Are you the type of person who loves conflict? If you are like most people, the answer is 'No!' In fact, most people run from conflict. If you are in a leadership position, you know the bliss of a 'conflict-free' work zone. However, as a leader you know that there is no such thing as a 'conflict-free' work zone. Every once in a while, conflict rises up. Throughout the year, there is some level of conflict brewing. As a leader you are faced with two options:
1. Run from or avoid conflict
2. Deal with conflict
The first option is very easy to do. You will find that your natural inclining is to avoid conflict. No one needs much convincing to avoid conflict. The second option on the other hand is a different story. If you are like me, you hate confrontation. Also there is the fear that in times of conflict you may say or do something that would cause irreparable damages. Well let me go ahead and say, that is just an excuse!
So why is conflict present at your workplace? The answer is that conflict is present in any environment where two or more individuals are working to solve a problem. There is conflict in interviews, business partnerships, etc. People have different moods and hang-ups. So in the workplace, we take a bunch of people and give them a problem to solve. Each with their own likes and dislikes, their own methods and problem-solving skills. This is the breathing ground for conflict.

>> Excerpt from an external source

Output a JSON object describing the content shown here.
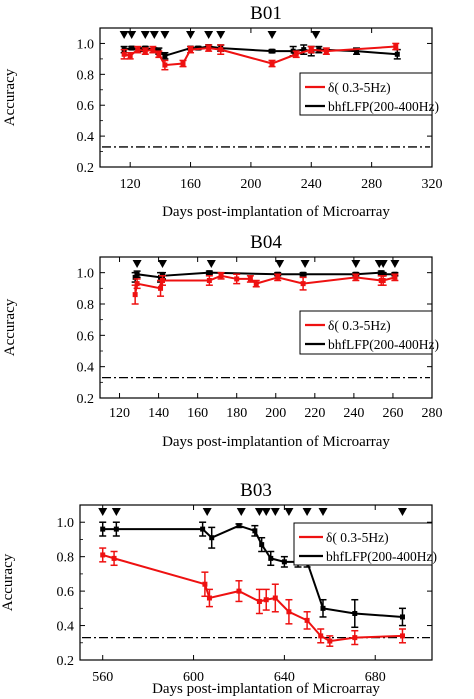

A good example of conflict is any reality TV show where people need to win a challenge as a group. Shows like 'Survivor' or 'The Apprentice' are windows into this reality of how people will inevitably have conflict. People are not robots. They are created beings with intelligence, emotions and their own unique outlook on life. So it is expected that there will be differences of opinions.

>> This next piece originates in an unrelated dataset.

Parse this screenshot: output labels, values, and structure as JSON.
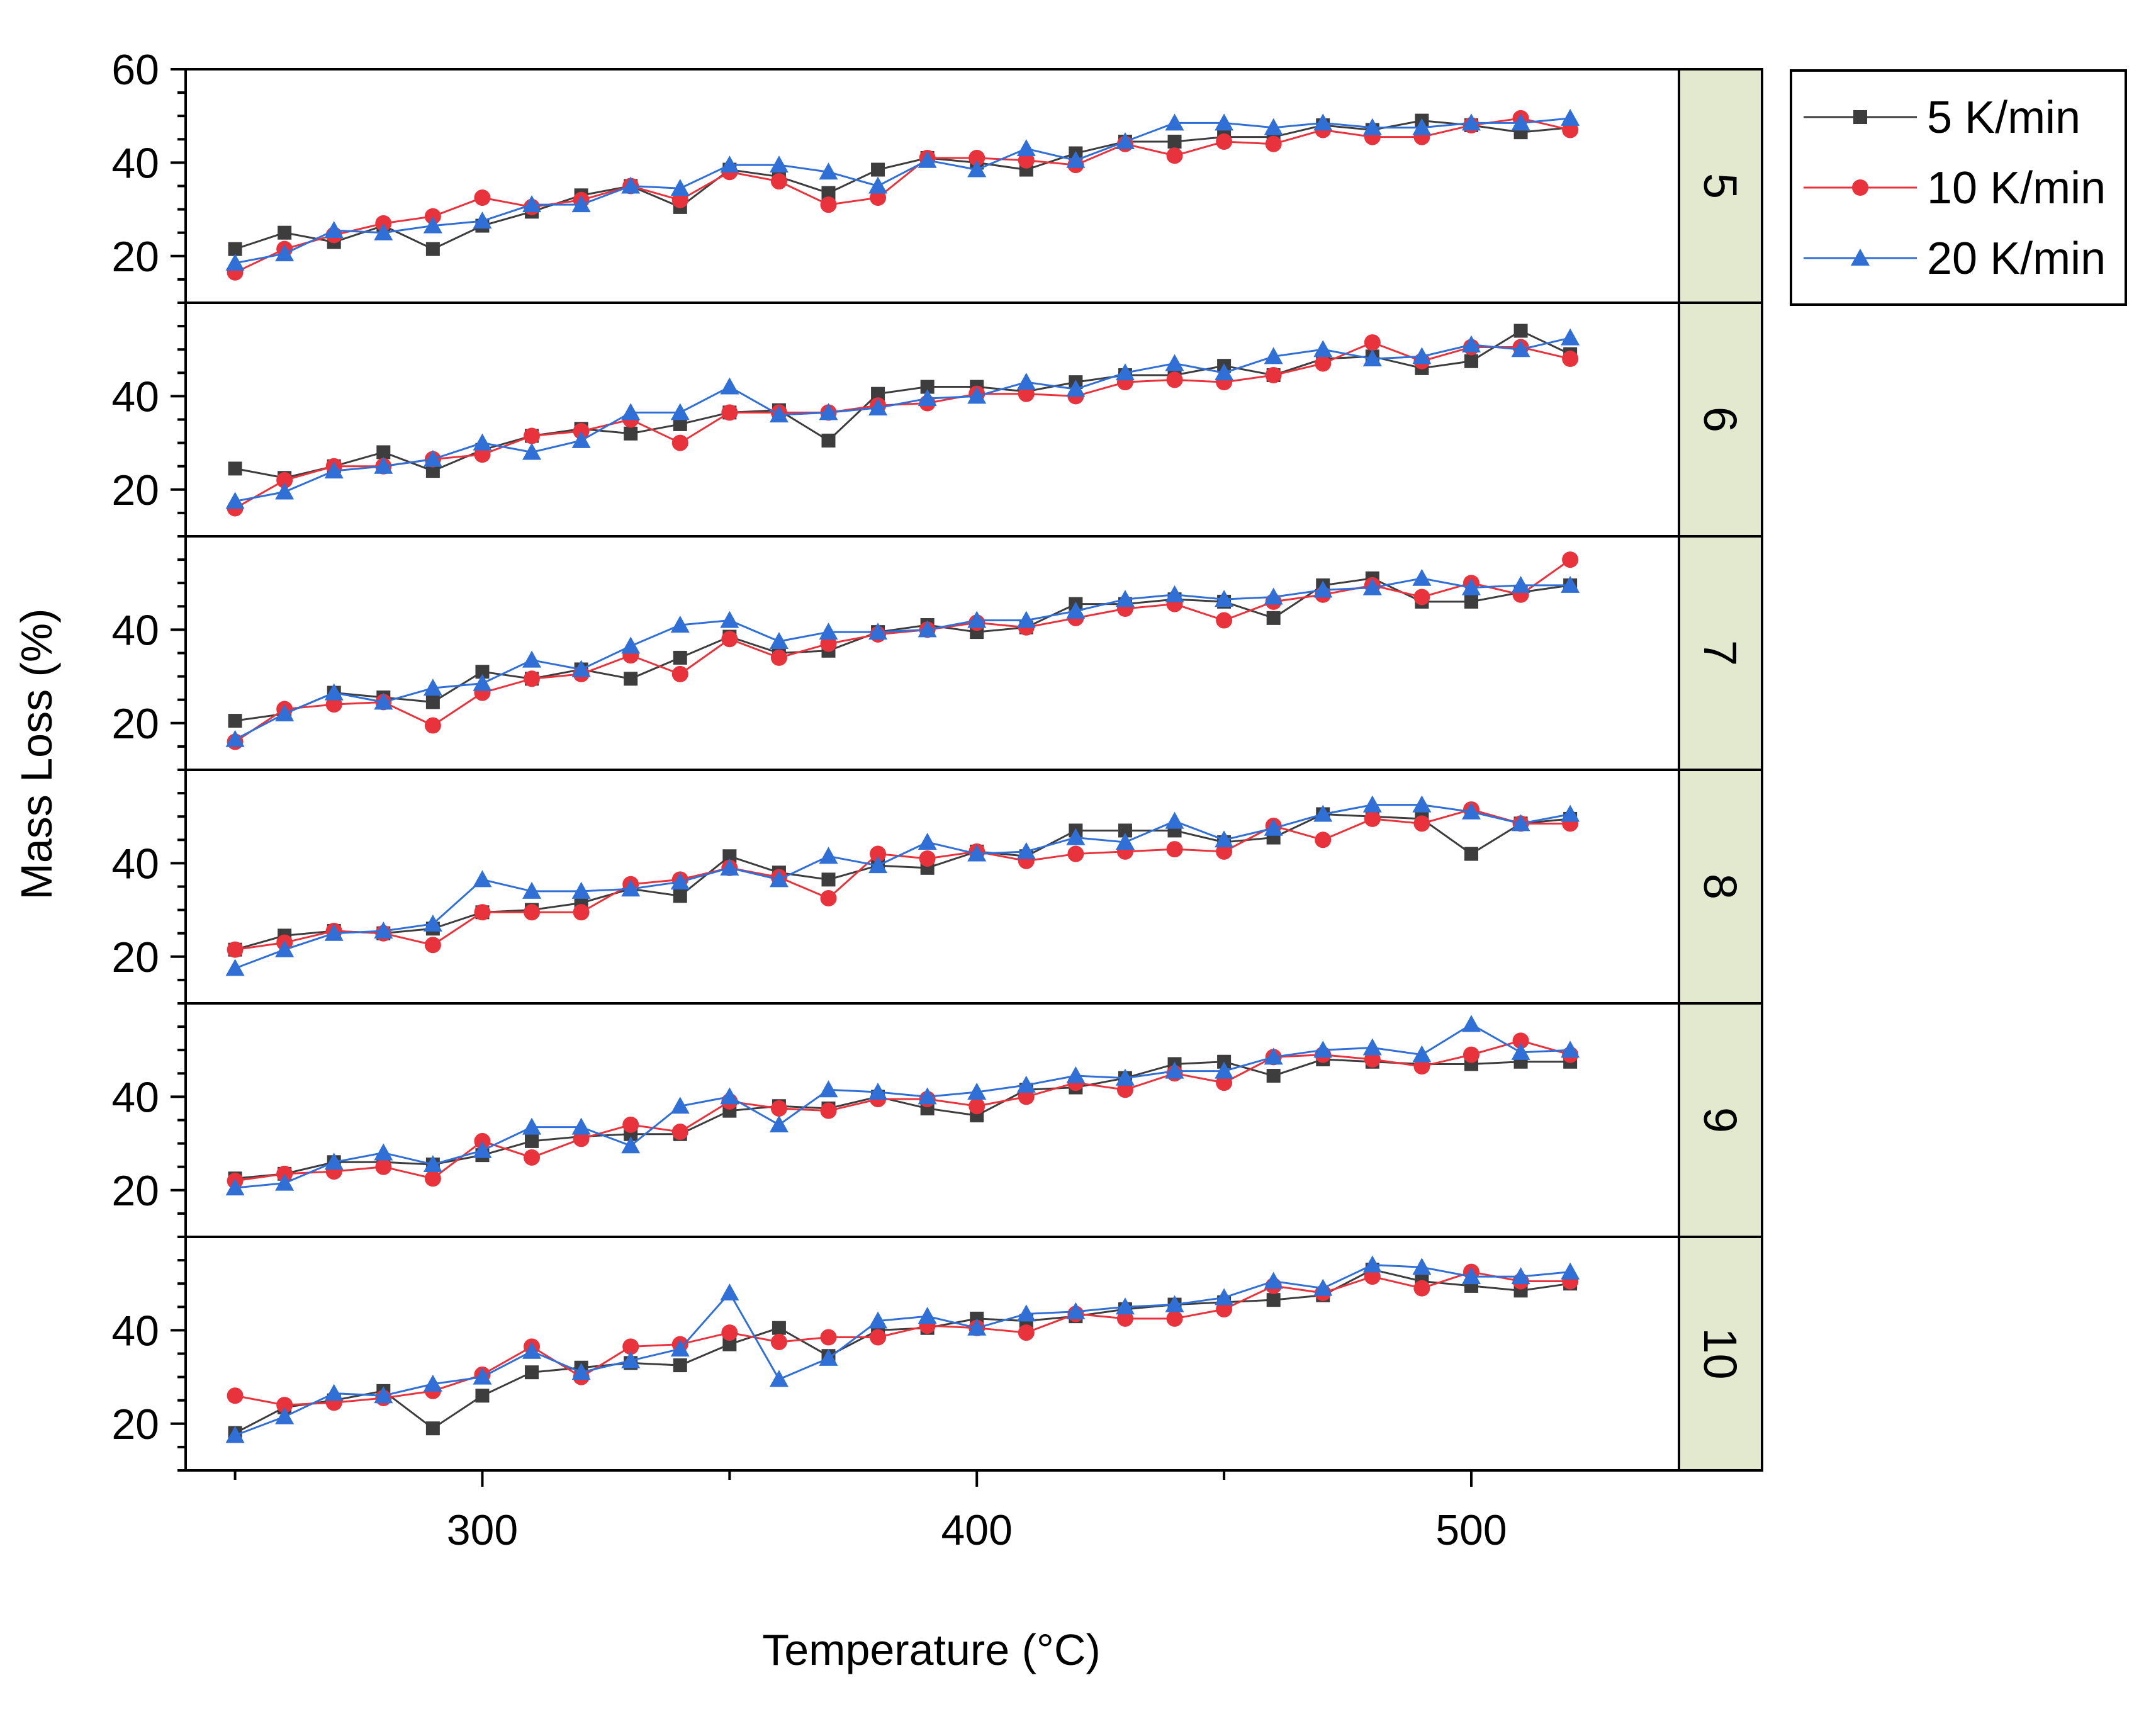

Leaders must come to terms with this truth. So the main objective of a leader is not how do I avoid conflict, but how do I handle conflict.
So what is conflict's role?
If conflict is managed correctly, it can be beneficial. Think of conflict as a surgery. At first it will cut a wound into the body. This is where things are let out on the table. People are being blatantly honest, not holding anything back and letting it all out. This is where as a leader, you must be able create a new starting point. Take everyone's issues and find ways to deal with them. Enlist help of the people involved in the conflict. Encourage communication. You will find that after individuals have had the chance to speak their minds, they will be more willing to work with others to help solve problems. Obviously, not all underlying problems might be solved at first, and so it will take a few more tries to deal with issues.
The bottom line is that when conflict is managed correctly, just like surgery, it will open some wounds to deeper problems. The challenge is to address those defect issues and then close the wound. In this sense, the role of conflict is actually beneficial.